Separately, Hyundai Heavy, the world’s largest shipbuilder by revenue, said it has also signed a $600 million deal to build two ships, including a submarine, for the South Korean government.
The two deals valued at a combined $1.3 billion—its largest order this year—are a welcome respite for Hyundai and other shipbuilders suffering from a virtual halt of new orders as shipping is trying to cope with glut of tonnage in the water estimated at 30% above demand.
South Korean shipbuilders have been selling noncore assets and slashing thousands of jobs to cope with the shrinking orders. South Korea is home to the world’s three largest shipbuilders—Hyundai Heavy, Daewoo Shipbuilding & Marine Engineering Co. and Samsung Heavy Industries Co.
The Iranian order involves four mega-container vessels capable of moving 14,500 containers each and six tankers for petroleum products. The first deliveries are expected in the second quarter of 2018.
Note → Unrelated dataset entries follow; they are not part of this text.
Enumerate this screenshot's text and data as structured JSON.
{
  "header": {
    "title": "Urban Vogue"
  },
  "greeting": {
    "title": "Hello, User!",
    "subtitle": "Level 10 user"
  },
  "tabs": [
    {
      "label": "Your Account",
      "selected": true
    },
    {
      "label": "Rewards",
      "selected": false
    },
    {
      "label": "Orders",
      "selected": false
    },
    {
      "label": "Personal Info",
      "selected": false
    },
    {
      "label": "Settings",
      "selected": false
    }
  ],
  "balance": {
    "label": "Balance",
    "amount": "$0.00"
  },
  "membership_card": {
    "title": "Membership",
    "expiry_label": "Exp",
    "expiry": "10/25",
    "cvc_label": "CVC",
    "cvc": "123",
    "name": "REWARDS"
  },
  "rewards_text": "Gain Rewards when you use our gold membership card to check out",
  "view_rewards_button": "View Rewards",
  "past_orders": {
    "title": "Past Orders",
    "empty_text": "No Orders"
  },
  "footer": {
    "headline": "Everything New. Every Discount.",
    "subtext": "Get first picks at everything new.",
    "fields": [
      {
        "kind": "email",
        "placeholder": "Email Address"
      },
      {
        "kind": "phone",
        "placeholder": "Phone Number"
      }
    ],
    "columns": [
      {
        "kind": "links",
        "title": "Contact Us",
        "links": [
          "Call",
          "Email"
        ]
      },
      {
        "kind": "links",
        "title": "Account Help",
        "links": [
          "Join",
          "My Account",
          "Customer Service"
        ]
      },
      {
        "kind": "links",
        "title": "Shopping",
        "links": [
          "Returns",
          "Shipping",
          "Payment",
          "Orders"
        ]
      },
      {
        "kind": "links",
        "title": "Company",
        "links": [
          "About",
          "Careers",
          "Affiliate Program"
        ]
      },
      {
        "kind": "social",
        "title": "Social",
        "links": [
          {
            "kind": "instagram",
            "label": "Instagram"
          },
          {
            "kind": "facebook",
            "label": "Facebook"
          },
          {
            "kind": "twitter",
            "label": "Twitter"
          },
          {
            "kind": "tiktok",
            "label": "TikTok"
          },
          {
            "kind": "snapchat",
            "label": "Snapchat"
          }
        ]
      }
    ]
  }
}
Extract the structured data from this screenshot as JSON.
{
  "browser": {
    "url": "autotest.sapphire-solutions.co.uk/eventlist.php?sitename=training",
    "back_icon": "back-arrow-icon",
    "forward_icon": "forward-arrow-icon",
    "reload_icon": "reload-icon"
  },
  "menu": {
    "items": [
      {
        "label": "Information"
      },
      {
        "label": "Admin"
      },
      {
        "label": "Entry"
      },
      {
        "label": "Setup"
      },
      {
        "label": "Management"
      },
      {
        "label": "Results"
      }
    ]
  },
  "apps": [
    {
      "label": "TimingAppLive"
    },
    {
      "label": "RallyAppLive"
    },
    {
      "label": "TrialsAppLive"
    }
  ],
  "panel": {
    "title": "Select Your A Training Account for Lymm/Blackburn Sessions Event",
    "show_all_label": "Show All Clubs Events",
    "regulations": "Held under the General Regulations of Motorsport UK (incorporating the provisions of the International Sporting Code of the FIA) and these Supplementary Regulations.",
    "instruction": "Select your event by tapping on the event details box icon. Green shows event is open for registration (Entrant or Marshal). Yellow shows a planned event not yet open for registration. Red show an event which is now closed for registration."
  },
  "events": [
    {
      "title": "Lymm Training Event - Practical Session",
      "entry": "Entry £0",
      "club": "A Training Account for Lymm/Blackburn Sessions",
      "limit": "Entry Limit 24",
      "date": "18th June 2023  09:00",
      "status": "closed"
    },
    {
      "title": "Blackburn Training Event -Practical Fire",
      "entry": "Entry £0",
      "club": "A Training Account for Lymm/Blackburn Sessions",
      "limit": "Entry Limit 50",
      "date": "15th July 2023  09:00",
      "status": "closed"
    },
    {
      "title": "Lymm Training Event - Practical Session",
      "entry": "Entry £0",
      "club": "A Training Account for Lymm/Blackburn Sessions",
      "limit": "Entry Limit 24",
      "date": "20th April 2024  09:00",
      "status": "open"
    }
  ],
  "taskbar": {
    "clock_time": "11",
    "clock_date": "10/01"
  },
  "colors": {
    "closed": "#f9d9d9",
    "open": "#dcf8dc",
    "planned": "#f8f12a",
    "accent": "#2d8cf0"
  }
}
Islamic Republic of Iran Shipping Lines, or IRISL, operates about 115 oceangoing vessels, but many of the ships are old and have been deemed unsafe to travel and can’t be insured.
As Iran moves to build modern fleets, its companies have been chartering vessels from Greek and other owners to build market share in container and tanker cargoes.
IRISL hopes the latest container order will give it the necessary capacity to eventually join one of three major shipping alliances that move the vast majority of global containerized cargo, company officials have said.
Annual seaborne trade between Iran and the European Union amounted to $15 billion before the first broad, international sanctions were imposed on the country in 2008. Tehran expects to return to that level by 2020.